Les services en charge de la révision de la Directive Mif II viennent de préciser à L'Agefi Actifs qu' « un conseiller couvert par la directive devrait être en mesure de fournir à la fois des conseils indépendants et non-indépendants. Cela devra être précisé et convenu avec chaque client. »
Bruxelles confirme ainsi les propos de Patrice Ponmaret, président de la Chambre des indépendants et de David Charlet, président de l'Anacofi.
Ils ajoutent que « lorsque des rétrocessions sont payées, les clients doivent être clairement informés de leur existence, de leur nature et de leur montant et elles ne doivent pas nuire à l'obligation du conseilleur d'agir au mieux des intérêts du client. Des règles nationales au moins analogues à celles décrites ci-dessus devraient s'appliquer aux conseillers qui bénéficient de l'exemption en vertu de l'article 3 de la directive. »

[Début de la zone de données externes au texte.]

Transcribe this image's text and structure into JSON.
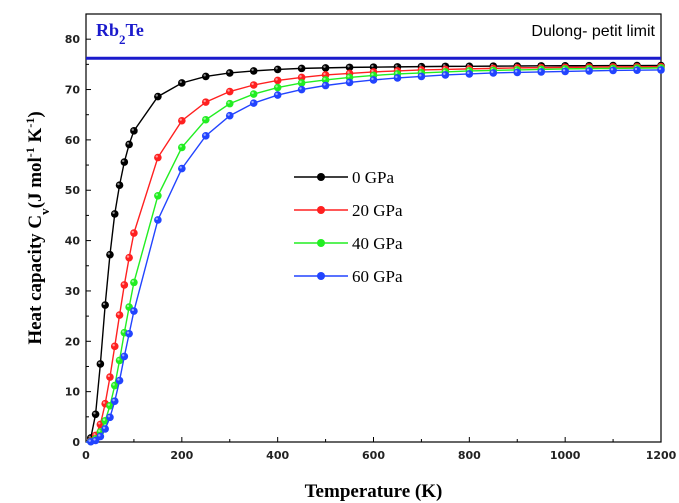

Par ailleurs, par rapport au cas spécifique des CGPI, Bruxelles indique qu'en principe, « s'ils offrent à la fois des conseils indépendants et non-indépendants, ils ne devraient pas être en mesure de retenir l'appellation "indépendants" dans leur titre, pour éviter une communication potentiellement trompeuse pour les clients. Ils pourraient la retenir s'ils offrent seulement des conseils indépendants. »
Il faudra attendre les négociations à venir pour connaître définitivement la voie retenue.